L’initiation philosophique, poétique et existentielle qu’il nous offre relève d’une maïeutique aporétique, d’un manifeste en faveur du non-savoir. À l’écart du complexe formé par l’alliance du savoir et du pouvoir, sans plus la foi dans des ambitions épistémologiques écrasant ce qui ne relève pas de leur régime, l’accueil du non-su consone avec une primauté de l’éthique sur le cognitif et sur l’ontologique. La volonté de vérité n’est que le masque d’une volonté de sécurité qui nous empêche de creuser un autre rapport au monde, libre et innocent.
C’est à cette ouverture à la fête des sens, à l’amor fati que l’œuvre de Jacques Sojcher nous invite.
«La mise en question radicale met en question le concept même de vérité et, partant, celui de stabilité (de sujet, de chose, de fait) (…) Mais, demandons-le nous encore une fois, pourquoi l’éclatement de la vérité? Parce qu’aucune évidence ne peut la faire reconnaître, parce que l’évidence n’est qu’une foi en la vérité qui a échappé au doute pas assez radical, au doute trop léger de Descartes.» [v. note bas de page]   1

Celui qui se définit comme «professeur d’incertitude» éprouve dans le champ de la philosophie le principe d’incertitude formulé par Werner Heisenberg en physique. Non pas une déroute ou une faillite du concept mais une attention à la charge extra-conceptuelle, extra-rationnelle qu’il porte en lui et qui lui procure sa nécessité. Le motif musical et philosophique du «sans pourquoi» pulse le chemin du non-savoir. Entrer dans le non-savoir, quitter le désir d’un savoir qui soit celui du maître et de la Vérité, c’est prendre acte d’une expérience intime, percevoir que le temps des «pourquoi?» est révolu.

 

*

 Fils de l’exil


Édités chez Fata Morgana, ses recueils poétiques — La Confusion des visages, Le Sexe du mort, L’Idée du manque, C’est le sujet, Trente-huit variations sur le mot juif, Éros errant, Joie sans raison —, souvent accompagnés par les dessins de créateurs amis (Arié Mandelbaum, Richard Kenigsman, Sarah Kalisky) remontent le fil du temps, le fil des mots, dans une expérience poétique acquise à tout ce qui désentrave ce «rêveur d’actes».
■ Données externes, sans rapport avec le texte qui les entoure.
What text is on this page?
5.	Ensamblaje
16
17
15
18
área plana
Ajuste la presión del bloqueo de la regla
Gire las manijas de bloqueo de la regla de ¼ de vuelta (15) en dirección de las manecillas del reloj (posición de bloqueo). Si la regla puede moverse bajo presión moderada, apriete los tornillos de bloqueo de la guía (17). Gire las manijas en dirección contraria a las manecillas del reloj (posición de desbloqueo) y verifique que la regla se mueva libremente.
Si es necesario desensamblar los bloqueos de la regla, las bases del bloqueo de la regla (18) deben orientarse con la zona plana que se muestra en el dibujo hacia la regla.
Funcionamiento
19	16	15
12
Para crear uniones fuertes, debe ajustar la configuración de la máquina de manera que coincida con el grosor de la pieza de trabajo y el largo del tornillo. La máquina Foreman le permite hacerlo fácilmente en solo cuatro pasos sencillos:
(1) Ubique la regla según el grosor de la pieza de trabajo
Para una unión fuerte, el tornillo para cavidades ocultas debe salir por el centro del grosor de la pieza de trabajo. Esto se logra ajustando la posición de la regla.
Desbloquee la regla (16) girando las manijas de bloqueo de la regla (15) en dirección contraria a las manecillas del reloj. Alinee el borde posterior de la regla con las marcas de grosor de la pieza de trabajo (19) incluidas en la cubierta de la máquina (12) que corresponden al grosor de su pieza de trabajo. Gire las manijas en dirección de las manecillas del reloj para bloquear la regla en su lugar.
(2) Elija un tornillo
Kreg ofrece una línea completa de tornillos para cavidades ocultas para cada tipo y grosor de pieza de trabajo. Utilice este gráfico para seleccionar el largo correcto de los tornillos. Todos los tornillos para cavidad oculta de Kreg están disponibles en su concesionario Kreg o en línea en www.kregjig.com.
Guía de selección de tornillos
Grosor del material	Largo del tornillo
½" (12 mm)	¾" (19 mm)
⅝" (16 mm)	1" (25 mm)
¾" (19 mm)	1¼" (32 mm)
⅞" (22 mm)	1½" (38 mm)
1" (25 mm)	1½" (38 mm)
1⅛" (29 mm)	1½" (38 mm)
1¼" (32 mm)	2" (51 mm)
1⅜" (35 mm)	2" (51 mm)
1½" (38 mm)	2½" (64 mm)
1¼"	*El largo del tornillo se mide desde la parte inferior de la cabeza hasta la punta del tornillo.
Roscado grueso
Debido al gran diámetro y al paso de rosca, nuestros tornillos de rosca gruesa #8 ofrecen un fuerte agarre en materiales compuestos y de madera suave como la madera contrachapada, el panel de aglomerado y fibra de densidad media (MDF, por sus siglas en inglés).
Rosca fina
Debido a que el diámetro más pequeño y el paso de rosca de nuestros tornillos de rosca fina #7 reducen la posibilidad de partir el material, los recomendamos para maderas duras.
Portés par la nudité du verbe et l’économie langagière, les phrases dansent entre apparition et submersion, entre affirmation ontologique et glissement dans le retrait. Dans le sillage de Maurice Blanchot, tout livre est un livre à venir, frangé d’innommable, butant sur un impossible structurel qui délivre un devoir éthique: ne pas forcer l’imprononçable, être le gardien de l’innommable condensé (mais pas exclusivement) dans le nom «juif». L’écriture s’emploie à «exorciser la chose innommable»  2   tapie derrière le mot «mort».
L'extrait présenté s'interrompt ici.